You can stay very busy inside standardized, traditional churches, and there are plenty of people still to populate those and keep those things running and support them. Some of my predictions have been fairly dire as we look ahead a generation. To use the analogy of oil, for right now it seems there's enough oil still to be processed the old way; but there are other pockets of Americans saying we're going to need alternative technologies to reach shale oil and sand oil.

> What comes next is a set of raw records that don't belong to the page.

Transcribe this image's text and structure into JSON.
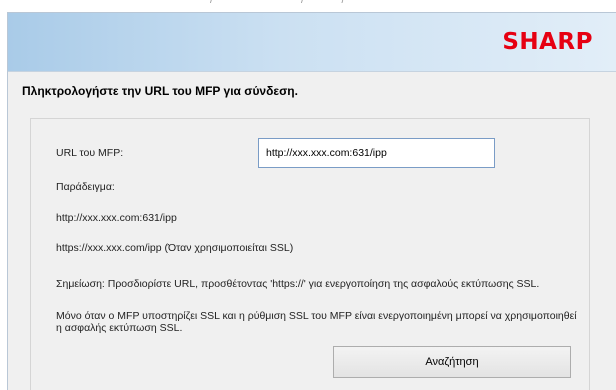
{
  "brand": {
    "logo_text": "SHARP",
    "logo_color": "#e60012"
  },
  "instruction": "Πληκτρολογήστε την URL του MFP για σύνδεση.",
  "form": {
    "url_label": "URL του MFP:",
    "url_value": "http://xxx.xxx.com:631/ipp",
    "example_label": "Παράδειγμα:",
    "example_http": "http://xxx.xxx.com:631/ipp",
    "example_https": "https://xxx.xxx.com/ipp (Όταν χρησιμοποιείται SSL)",
    "note_https": "Σημείωση: Προσδιορίστε URL, προσθέτοντας 'https://' για ενεργοποίηση της ασφαλούς εκτύπωσης SSL.",
    "note_ssl": "Μόνο όταν ο MFP υποστηρίζει SSL και η ρύθμιση SSL του MFP είναι ενεργοποιημένη μπορεί να χρησιμοποιηθεί η ασφαλής εκτύπωση SSL.",
    "search_button": "Αναζήτηση"
  }
}
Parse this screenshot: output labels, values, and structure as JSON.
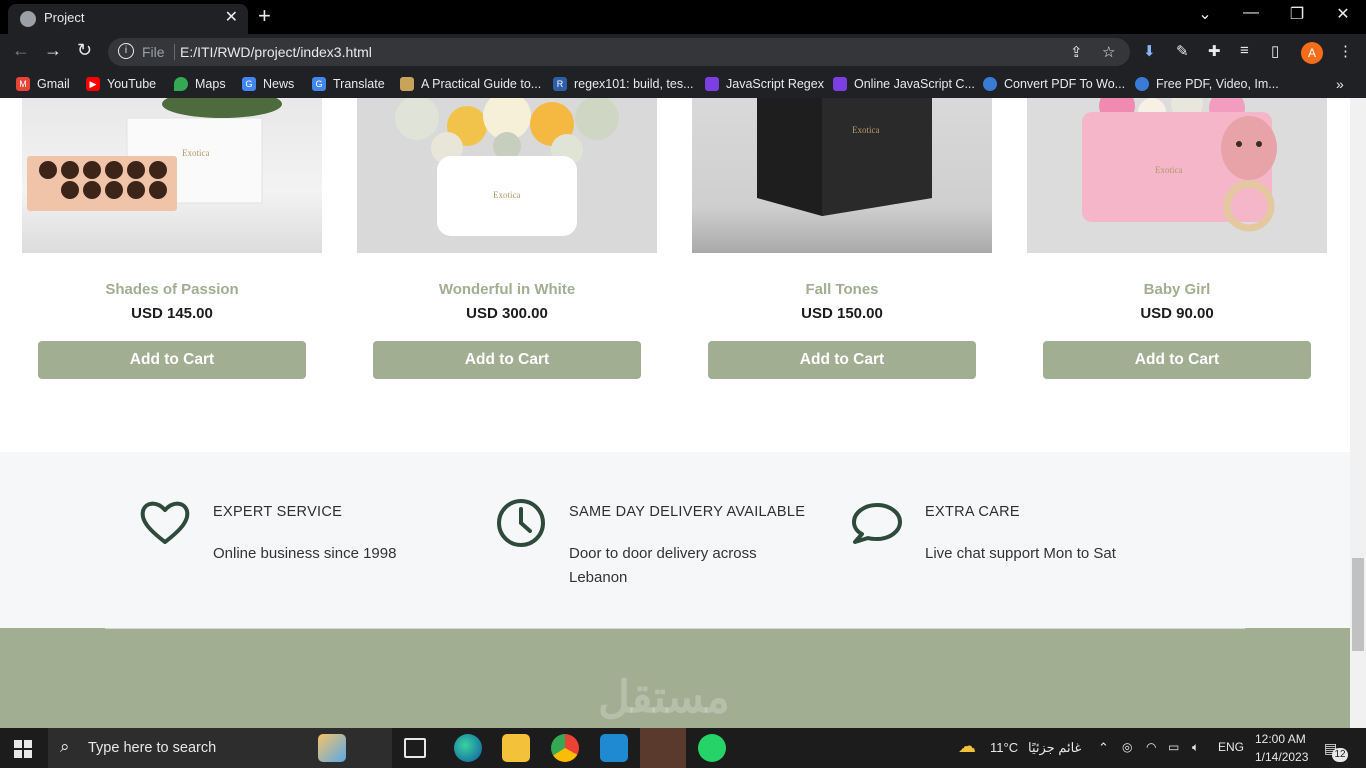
{
  "browser": {
    "tab_title": "Project",
    "url_scheme": "File",
    "url": "E:/ITI/RWD/project/index3.html",
    "profile_initial": "A",
    "bookmarks": [
      {
        "label": "Gmail",
        "icon": "gmail-icon",
        "color": "#ea4335"
      },
      {
        "label": "YouTube",
        "icon": "youtube-icon",
        "color": "#ff0000"
      },
      {
        "label": "Maps",
        "icon": "maps-icon",
        "color": "#34a853"
      },
      {
        "label": "News",
        "icon": "news-icon",
        "color": "#4285f4"
      },
      {
        "label": "Translate",
        "icon": "translate-icon",
        "color": "#4285f4"
      },
      {
        "label": "A Practical Guide to...",
        "icon": "guide-icon",
        "color": "#c8a35a"
      },
      {
        "label": "regex101: build, tes...",
        "icon": "regex101-icon",
        "color": "#2f5ea8"
      },
      {
        "label": "JavaScript Regex",
        "icon": "js-regex-icon",
        "color": "#7b3fe4"
      },
      {
        "label": "Online JavaScript C...",
        "icon": "online-js-icon",
        "color": "#7b3fe4"
      },
      {
        "label": "Convert PDF To Wo...",
        "icon": "pdf-icon",
        "color": "#3a7bd5"
      },
      {
        "label": "Free PDF, Video, Im...",
        "icon": "free-pdf-icon",
        "color": "#3a7bd5"
      }
    ]
  },
  "products": [
    {
      "name": "Shades of Passion",
      "price": "USD 145.00",
      "button": "Add to Cart"
    },
    {
      "name": "Wonderful in White",
      "price": "USD 300.00",
      "button": "Add to Cart"
    },
    {
      "name": "Fall Tones",
      "price": "USD 150.00",
      "button": "Add to Cart"
    },
    {
      "name": "Baby Girl",
      "price": "USD 90.00",
      "button": "Add to Cart"
    }
  ],
  "image_text": {
    "brand_on_box": "Exotica"
  },
  "features": [
    {
      "title": "EXPERT SERVICE",
      "desc": "Online business since 1998",
      "icon": "heart-icon"
    },
    {
      "title": "SAME DAY DELIVERY AVAILABLE",
      "desc": "Door to door delivery across Lebanon",
      "icon": "clock-icon"
    },
    {
      "title": "EXTRA CARE",
      "desc": "Live chat support Mon to Sat",
      "icon": "chat-icon"
    }
  ],
  "watermark": "مستقل",
  "taskbar": {
    "search_placeholder": "Type here to search",
    "weather_temp": "11°C",
    "weather_text": "غائم جزئيًا",
    "language": "ENG",
    "time": "12:00 AM",
    "date": "1/14/2023",
    "notifications": "12"
  },
  "colors": {
    "accent": "#a2ae92",
    "icon_dark": "#2e4a3a",
    "features_bg": "#f6f7f8"
  }
}
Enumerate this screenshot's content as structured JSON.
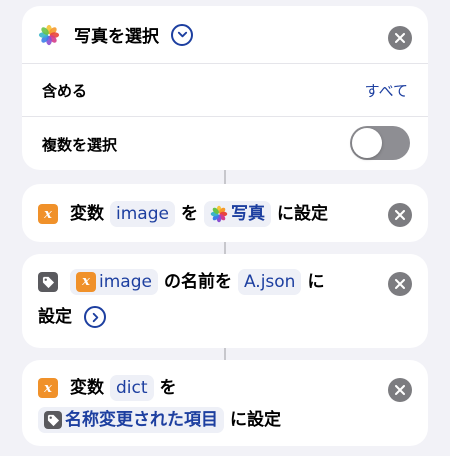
{
  "colors": {
    "background": "#f2f2f7",
    "card": "#ffffff",
    "token_text": "#1d3fa0",
    "token_bg": "#eef0f7",
    "variable_orange": "#f0912a",
    "toggle_off": "#8e8e93"
  },
  "select_photos": {
    "icon": "photos-icon",
    "title": "写真を選択",
    "include_label": "含める",
    "include_value": "すべて",
    "select_multiple_label": "複数を選択",
    "select_multiple_on": false
  },
  "set_variable_1": {
    "icon": "variable-icon",
    "prefix": "変数",
    "variable_name": "image",
    "connector": "を",
    "value_icon": "photos-icon",
    "value": "写真",
    "suffix": "に設定"
  },
  "rename_item": {
    "icon": "tag-icon",
    "input_icon": "variable-icon",
    "input": "image",
    "middle": "の名前を",
    "new_name": "A.json",
    "suffix_1": "に",
    "suffix_2": "設定"
  },
  "set_variable_2": {
    "icon": "variable-icon",
    "prefix": "変数",
    "variable_name": "dict",
    "connector": "を",
    "value_icon": "tag-icon",
    "value": "名称変更された項目",
    "suffix": "に設定"
  },
  "variable_glyph": "x"
}
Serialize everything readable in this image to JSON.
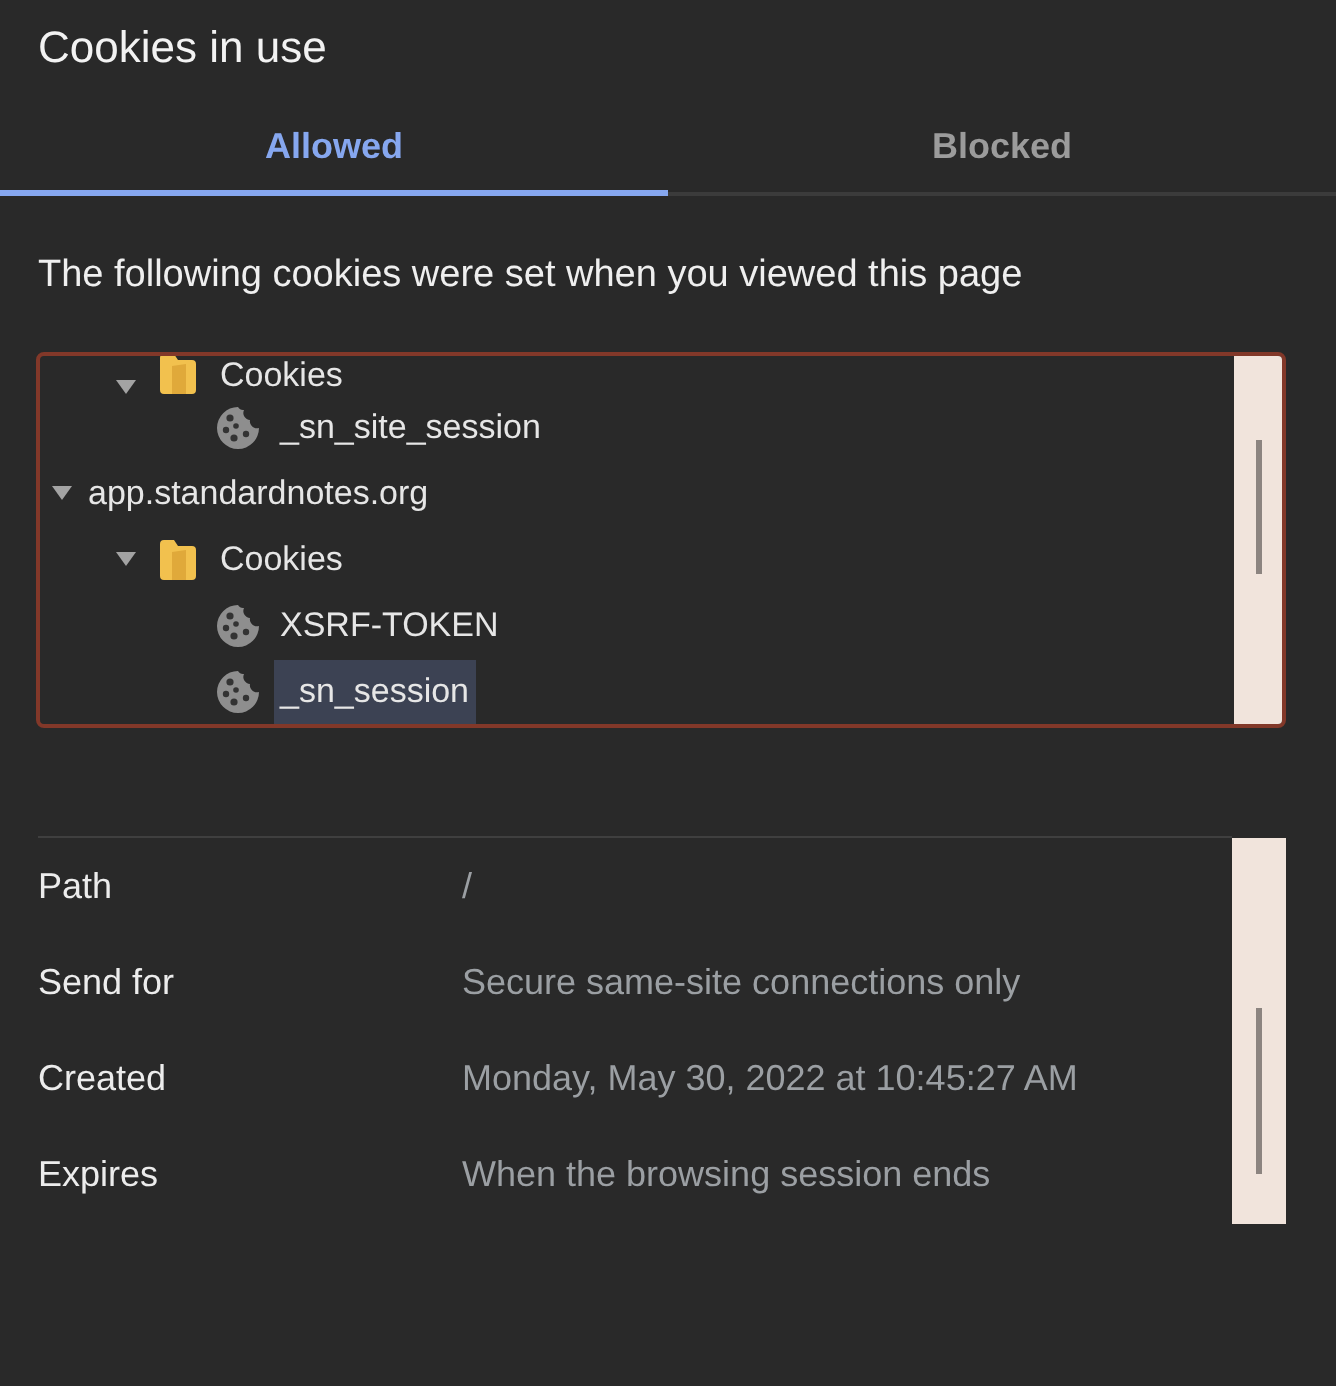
{
  "dialog": {
    "title": "Cookies in use"
  },
  "tabs": [
    {
      "label": "Allowed",
      "selected": true
    },
    {
      "label": "Blocked",
      "selected": false
    }
  ],
  "description": "The following cookies were set when you viewed this page",
  "cookie_tree": {
    "items": [
      {
        "children": [
          {
            "label": "Cookies",
            "kind": "folder",
            "expanded": true,
            "selected": false,
            "children": [
              {
                "label": "_sn_site_session",
                "kind": "cookie",
                "selected": false
              }
            ]
          }
        ]
      },
      {
        "label": "app.standardnotes.org",
        "expanded": true,
        "selected": false,
        "children": [
          {
            "label": "Cookies",
            "kind": "folder",
            "expanded": true,
            "selected": false,
            "children": [
              {
                "label": "XSRF-TOKEN",
                "kind": "cookie",
                "selected": false
              },
              {
                "label": "_sn_session",
                "kind": "cookie",
                "selected": true
              }
            ]
          }
        ]
      }
    ]
  },
  "details": [
    {
      "label": "Path",
      "value": "/"
    },
    {
      "label": "Send for",
      "value": "Secure same-site connections only"
    },
    {
      "label": "Created",
      "value": "Monday, May 30, 2022 at 10:45:27 AM"
    },
    {
      "label": "Expires",
      "value": "When the browsing session ends"
    }
  ]
}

There are deeply embedded pockets of our population that never are going to come to church no matter what the church does. I'm trying to help existing churches explore how we reach those pockets of Americans. As we know from the Pew study last year, the most comprehensive look at American spirituality, one out of every six Americans now is unaffiliated. It's the fastest growing company of people in terms of their spiritual identification—"unaffiliated"; and I'm not just talking about Christian here...
Preaching: These are people with no religious affiliation.
McNeal: None. That's one-in-five men; and if you peel it further back, for age 29 and younger it's one-in-four. We can continue to do church and reach people who want to be church people; that's good. I work with churches every week, but I'm beating the drum to help us understand there are entire populations of people we're missing. We're the largest English-speaking mission field in
the world; we're going to have to figure out a way.